Cette semaine, nous rencontrons Pierrette Pyram, fondatrice de l’association Diivineslgbtqi+. Depuis près de deux ans, elles luttent pour visibiliser les lesbiennes noires en France. Elle nous parle de son parcours, la genèse de l’association, les luttes qu’elles défendent, son vécue en tant que femme noire lesbienne ayant grandit entre la Bretagne et Paris.

RTM | Bonjour Pierrette, nous sommes ravies de t’accueillir sur RTM. Peux-tu te présenter à nos lectrices et lecteurs ?

Pierrette | Bonjour à toutes, je m’appelle Pierrette Pyram, j’ai 40 ans.  Je suis peintre en bâtiment de métier et également militante.  Je suis parisienne, née à Paris, originaire de Guadeloupe et Haïti.  J’ai cependant grandit en Bretagne avant de revenir sur Paris il y a maintenant 6 ans.

RTM | Tu es la fondatrice de l’association « DiivinesLGBTQI+ » qui se veut être une structure de soutien, d’accompagnement, d’échange pour les lesbiennes afro-caribéennes en France. Peux-tu nous raconter la genèse de l’association ?

Pierrette | Les Diivineslgbtqi+ est née il y a 2 ans et demi. Un vingt et un juin très exactement. L’histoire commence par le lancement de soirée afro-caribéenne LGBT. Il y a quelques années, en tant que femme noire lesbienne, je ne me retrouvais pas le milieu LGBT parisien. J’avais beau participer à des évènements et à des soirées LGBT, j’étais bien souvent la seule noire. En face, le manque de bienveillance était également très pesant.  C’est de ce constat que j’ai décidé de lancer les soirées Diivines qui valorisaient des femmes DJ afro-caribéennes, qui valorisaient nos musiques, nos cultures, nos luttes et nos combats également.

L’association Les Diivines LGBTQI+ a ainsi pour vocation de visibiliser les vécues des lesbiennes noires, de lutter contre l’homophobie et le racisme. Nous organisons des soirées, certes, mais nous descendons également dans les rues, nous nous mobilisons aux côtés de luttes connexes, nous partageons des tribunes, nous occupons l’espace médiatique.

RTM | En parlant de luttes connexes, en quoi l’alliance est-elle importante ? 

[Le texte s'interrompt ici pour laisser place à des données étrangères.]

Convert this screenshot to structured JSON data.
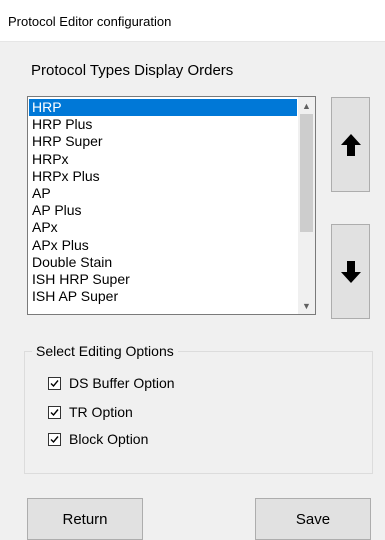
{
  "window": {
    "title": "Protocol Editor configuration"
  },
  "protocol_types": {
    "label": "Protocol Types Display Orders",
    "selected_index": 0,
    "items": [
      "HRP",
      "HRP Plus",
      "HRP Super",
      "HRPx",
      "HRPx Plus",
      "AP",
      "AP Plus",
      "APx",
      "APx Plus",
      "Double Stain",
      "ISH HRP Super",
      "ISH AP Super"
    ]
  },
  "editing_options": {
    "legend": "Select Editing Options",
    "options": [
      {
        "label": "DS Buffer Option",
        "checked": true
      },
      {
        "label": "TR Option",
        "checked": true
      },
      {
        "label": "Block Option",
        "checked": true
      }
    ]
  },
  "buttons": {
    "return_label": "Return",
    "save_label": "Save",
    "move_up_icon": "arrow-up-icon",
    "move_down_icon": "arrow-down-icon"
  },
  "colors": {
    "selection": "#0078d7",
    "window_bg": "#f0f0f0",
    "button_bg": "#e1e1e1"
  }
}
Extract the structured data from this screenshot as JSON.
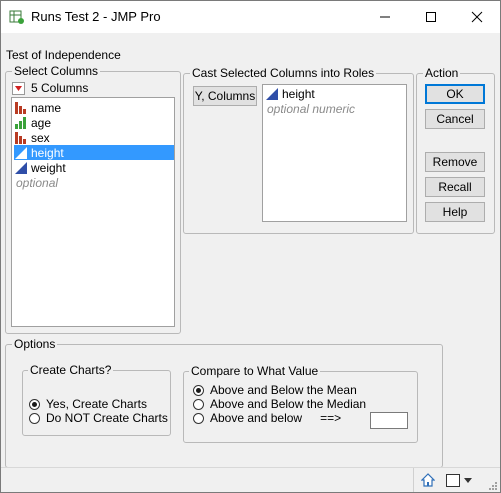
{
  "window": {
    "title": "Runs Test 2 - JMP Pro"
  },
  "section_title": "Test of Independence",
  "select_columns": {
    "legend": "Select Columns",
    "count_label": "5 Columns",
    "columns": [
      {
        "label": "name",
        "icon": "nominal-icon"
      },
      {
        "label": "age",
        "icon": "ordinal-icon"
      },
      {
        "label": "sex",
        "icon": "nominal-icon"
      },
      {
        "label": "height",
        "icon": "continuous-icon",
        "selected": true
      },
      {
        "label": "weight",
        "icon": "continuous-icon"
      }
    ],
    "optional_hint": "optional"
  },
  "cast_roles": {
    "legend": "Cast Selected Columns into Roles",
    "role_button": "Y, Columns",
    "assigned": [
      "height"
    ],
    "hint": "optional numeric"
  },
  "action": {
    "legend": "Action",
    "ok": "OK",
    "cancel": "Cancel",
    "remove": "Remove",
    "recall": "Recall",
    "help": "Help"
  },
  "options": {
    "legend": "Options",
    "charts": {
      "legend": "Create Charts?",
      "choices": [
        "Yes, Create Charts",
        "Do NOT Create Charts"
      ],
      "selected_index": 0
    },
    "compare": {
      "legend": "Compare to What Value",
      "choices": [
        "Above and Below the Mean",
        "Above and Below the Median",
        "Above and below"
      ],
      "arrow": "==>",
      "value_input": "",
      "selected_index": 0
    }
  },
  "colors": {
    "selection": "#3399ff",
    "nominal": "#b83b23",
    "ordinal": "#3aa23a",
    "continuous": "#2f4ea8"
  }
}
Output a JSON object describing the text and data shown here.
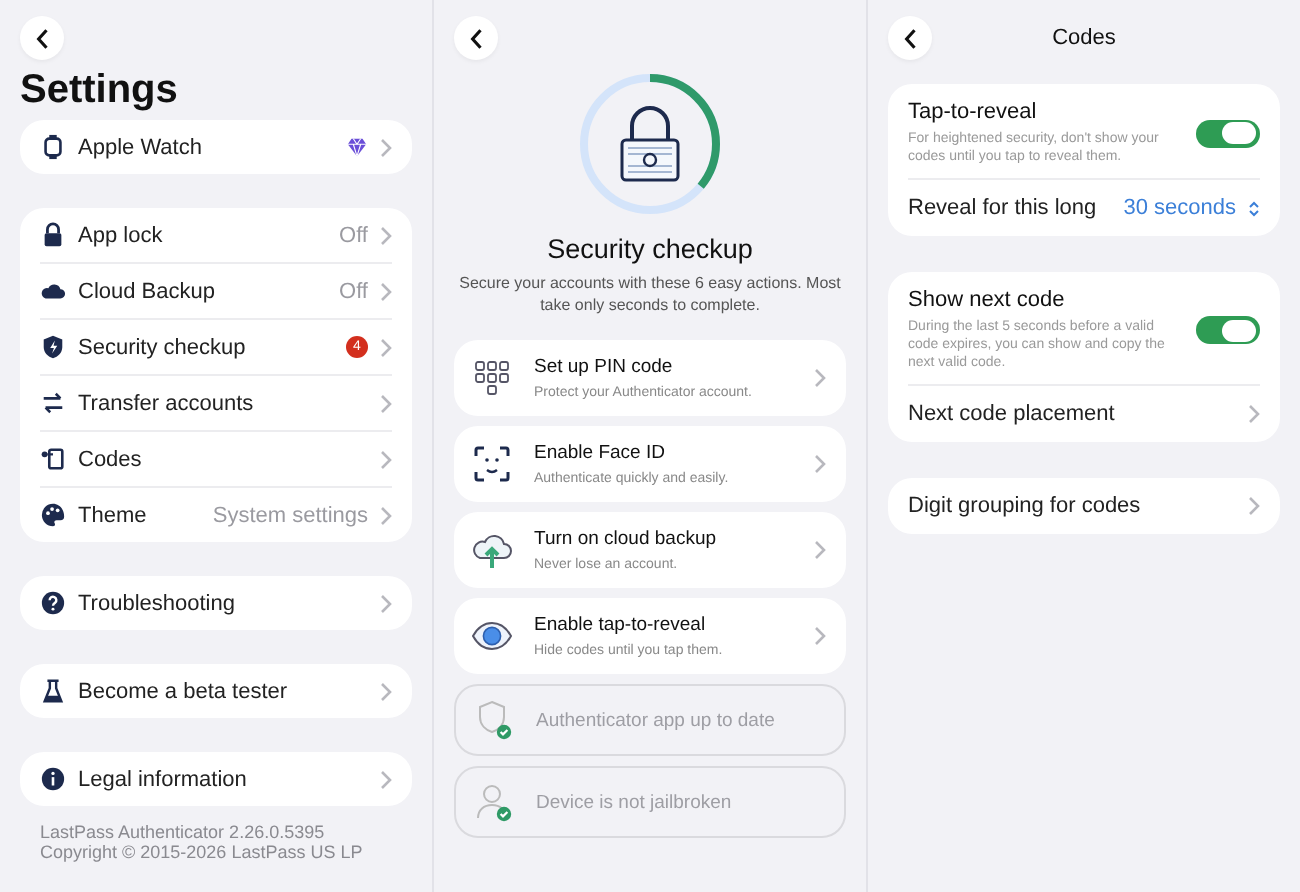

Pierrette | Nous rentrons dans la lutte intersectionnelle. En étant LGBT noire, nous ne pouvons pas séparer les luttes contre l’homophobie et le racisme par exemple. Nos revendications se doivent ainsi de prendre en compte toutes les luttes. L’un ne va pas sans l’autre. On retrouve également du racisme dans les milieux LGBT. Et c’est également une manière pour nous, lorsque nous participons à des manifestations contre les violences policières par exemple, de sensibiliser à nos causes.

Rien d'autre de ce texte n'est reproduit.